C. LA DOTATION DE L'ARMÉE DE TERRE EN 1997 : LA PROFESSIONNALISATION AU PRIX DE LA RIGUEUR
C'est donc dans le cadre des enjeux et des défis précédemment évoqués que se situe le projet de dotation de l'Armée de terre pour 1997, qui s'élèvera à 49,059 milliards de francs. Avec 19,450 milliards de francs, le titre V représentera 39,64 % des crédits de l'Armée de terre, dont le titre III constituera la plus grande part (60,36 %).
La dotation des forces terrestres prévue pour 1997 illustre les contraintes qui caractérisent la mise en oeuvre de la professionnalisation. En effet , avec des crédits comparables à ceux de 1996, l'Armée de terre devra relever le pari de la période de transition : faire face, à crédits quasiment stabilisés, aux dépenses liées à la professionnalisation, tout en continuant à gérer et à financer une Armée de terre encore très proche de la formule actuelle de l'armée mixte.
Votre rapporteur montrera ci-après que cette stabilisation des crédits implique en réalité un très puissant effort de rigueur, eu égard aux charges qui pèseront sur les forces terrestres pendant la montée en puissance de la professionnalisation, qu'il s'agisse des dépenses de fonctionnement ou des dépenses d'équipement.

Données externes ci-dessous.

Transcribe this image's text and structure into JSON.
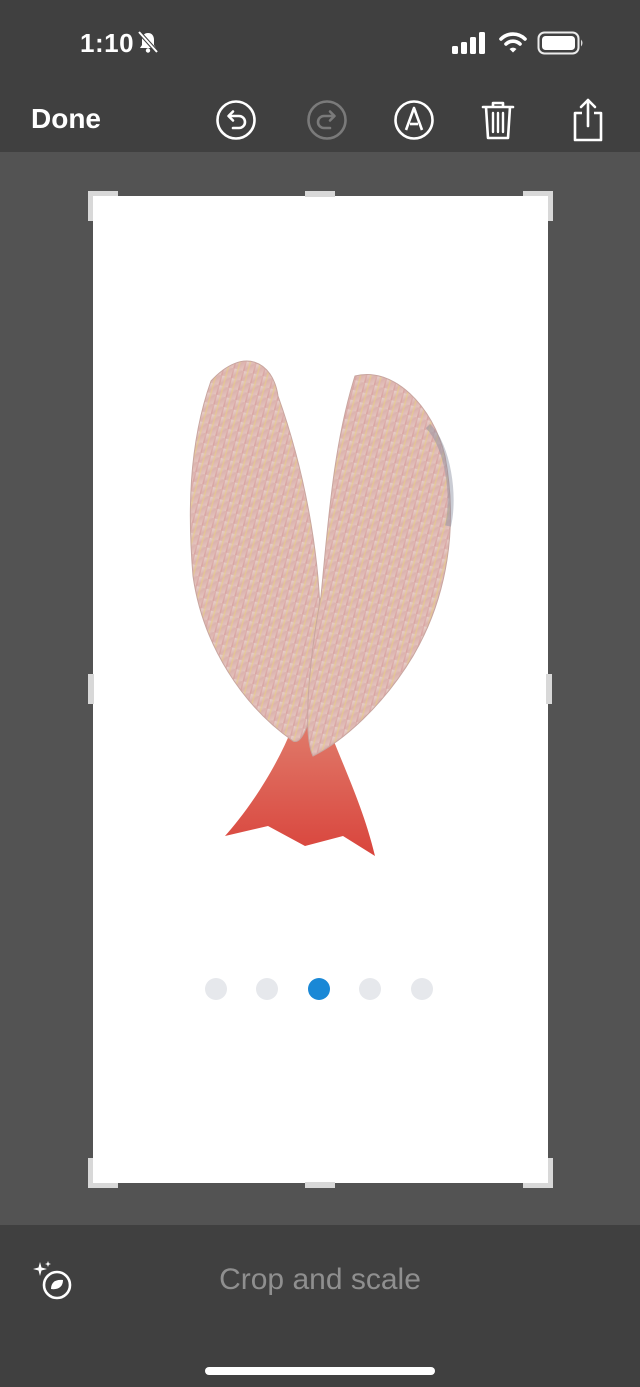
{
  "status_bar": {
    "time": "1:10"
  },
  "toolbar": {
    "done_label": "Done",
    "icons": [
      "undo-icon",
      "redo-icon",
      "markup-icon",
      "trash-icon",
      "share-icon"
    ]
  },
  "pagination": {
    "count": 5,
    "active_index": 2,
    "active_color": "#1a88d6",
    "inactive_color": "#e6e8ec"
  },
  "bottom_bar": {
    "title": "Crop and scale",
    "left_icon": "auto-enhance-icon"
  }
}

1. L'indispensable effort de rigueur en matière de fonctionnement
En dépit des lourdes charges qui pèseront, en 1997, sur les crédits de fonctionnement de l'Armée de terre, la part de ceux-ci dans l'ensemble de la dotation des forces terrestres sera stable par rapport à 1996 :
- les 29 673,35 millions de francs qui constituaient le titre III de l'Armée de terre en 1996 représentaient 60,25 % de la dotation,
- les 29 609,64 millions de francs affectés au titre III en 1997 équivaudront à 60,35 % de la dotation.
Le tableau ci-après montre la répartition des crédits de fonctionnement de l'Armée de terre entre les différentes catégories de dépenses, ainsi que leur évolution entre 1996 et 1997.

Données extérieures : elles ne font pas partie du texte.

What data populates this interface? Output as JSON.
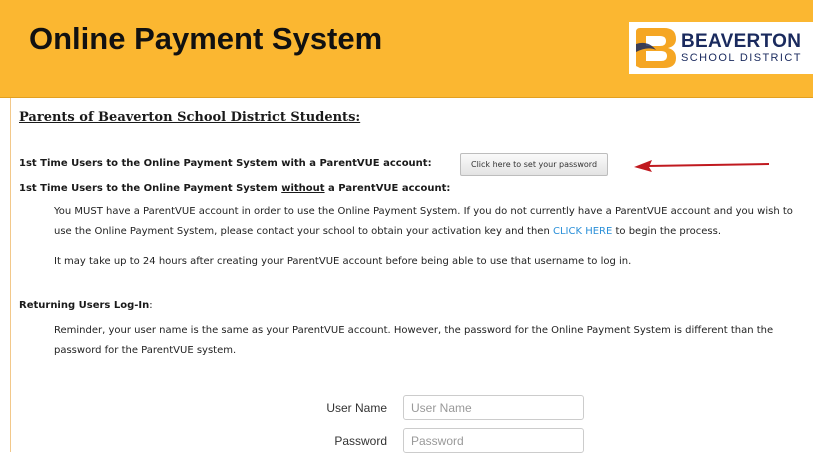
{
  "header": {
    "title": "Online Payment System",
    "logo": {
      "name": "BEAVERTON",
      "subtitle": "SCHOOL DISTRICT",
      "brand_navy": "#1a2a5e",
      "brand_orange": "#f5a623"
    },
    "background_color": "#fbb731"
  },
  "main": {
    "heading": "Parents of Beaverton School District Students:",
    "first_time_with": {
      "label": "1st Time Users to the Online Payment System with a ParentVUE account:",
      "button_label": "Click here to set your password",
      "arrow_color": "#c0191f"
    },
    "first_time_without": {
      "label_pre": "1st Time Users to the Online Payment System ",
      "label_underlined": "without",
      "label_post": " a ParentVUE account:",
      "para1_line1": "You MUST have a ParentVUE account in order to use the Online Payment System.  If you do not currently have a ParentVUE account and you wish to",
      "para1_line2_pre": "use the Online Payment System, please contact your school to obtain your activation key and then ",
      "para1_link": "CLICK HERE",
      "para1_line2_post": " to begin the process.",
      "para2": "It may take up to 24 hours after creating your ParentVUE account before being able to use that username to log in."
    },
    "returning": {
      "label_bold": "Returning Users Log-In",
      "label_colon": ":",
      "reminder_line1": "Reminder, your user name is the same as your ParentVUE account.  However, the password for the Online Payment System is different than the",
      "reminder_line2": "password for the ParentVUE system."
    },
    "login_form": {
      "username_label": "User Name",
      "username_placeholder": "User Name",
      "username_value": "",
      "password_label": "Password",
      "password_placeholder": "Password",
      "password_value": ""
    },
    "link_color": "#2a8fd8"
  }
}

Evolution des crédits de fonctionnement
(en millions de francs)
LFI 1996 |
PLF 1997 |
Evolution 1997/1996 |
Part dans l'ensemble du titre III en 1996 |
Part dans l'ensemble du titre III en 1997 |
|
Chapitre,31-03 (Rémunérations) |
20 245,4 |
20 391,5 |
+ 0,72 % |
66,55 % |
68,86 % |
Chapitres 33-90 et 33-91 (charges sociales payées par l'Etat) |
2 052,65 |
2 058 |
+ 0,26 % |
6,91 % |
6,95 % |
Total rémunérations + charges sociales |
22 298,46 |
22 449,5 |
+ 0,67 % |
75,1 % |
75,81 % |
Chapitre 34-10 (alimentation) |
1 712 |
1 550,9 |
- 9,4 % |
5,93 % |
5,23 % |
Chapitre 34-04 (fonctionnement) |
5 430,53 |
5 375,8 |
- 1 % |
19,32 % |
18,15 % |
Chapitre 34-20 -entretien programmé des matériels (résiduel)* |
228,6 |
228,6 |
- |
0,77 % |
0,77 % |
Total titre III |
29 673,5 |
29 609,6 |
- 0,22 % |
- |
- |
*l'essentiel des crédits d'EPM est maintenant imputé sur le titre V.
Ce tableau confirme la croissance des dépenses liées aux rémunérations , compensée par des économies sur les chapitres fonctionnement et alimentation .

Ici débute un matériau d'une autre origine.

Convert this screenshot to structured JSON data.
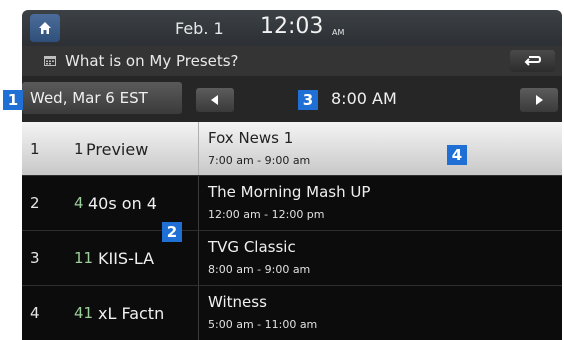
{
  "status_bar": {
    "date": "Feb.  1",
    "time": "12:03",
    "ampm": "AM"
  },
  "title_bar": {
    "title": "What is on My Presets?"
  },
  "nav": {
    "day": "Wed, Mar 6 EST",
    "time": "8:00 AM"
  },
  "callouts": [
    "1",
    "2",
    "3",
    "4"
  ],
  "presets": [
    {
      "index": "1",
      "channel": "1",
      "name": "Preview",
      "show": "Fox News 1",
      "time": "7:00 am - 9:00 am",
      "selected": true
    },
    {
      "index": "2",
      "channel": "4",
      "name": "40s on 4",
      "show": "The Morning Mash UP",
      "time": "12:00 am - 12:00 pm"
    },
    {
      "index": "3",
      "channel": "11",
      "name": "KIIS-LA",
      "show": "TVG Classic",
      "time": "8:00 am - 9:00 am"
    },
    {
      "index": "4",
      "channel": "41",
      "name": "xL Factn",
      "show": "Witness",
      "time": "5:00 am - 11:00 am"
    }
  ],
  "colors": {
    "callout": "#1f6fd4",
    "channel_number": "#9ccf9c"
  }
}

Votre rapporteur montrera ci-après combien cet exercice de limitation des dépenses de fonctionnement risque d'être difficile pendant la période de transition.
a) L'augmentation des rémunérations et charges sociales
L'augmentation des chapitres liés aux rémunérations se déduit de la création de 5 879 postes de militaires du rang de première classe à solde spéciale progressive pendant la première année de la professionnalisation.
L'accroissement de ces dépenses reste toutefois contenu , puisque l'augmentation se limite à + 0,72 % pour les seules rémunérations, et à + 0,67 % si l'on tient également compte des charges sociales payées par l'Etat. De même, la part des rémunérations et des charges sociales dans le titre III ne croît que modérément , passant de 75,1 % des dépenses de fonctionnement en 1996 à 75,81 % en 1997. Cette évolution s'explique en partie par la suppression, en 1997, de 219 postes d'officiers et de 1 036 postes de sous-officiers, simultanément à la création de 5 879 postes d'engagés.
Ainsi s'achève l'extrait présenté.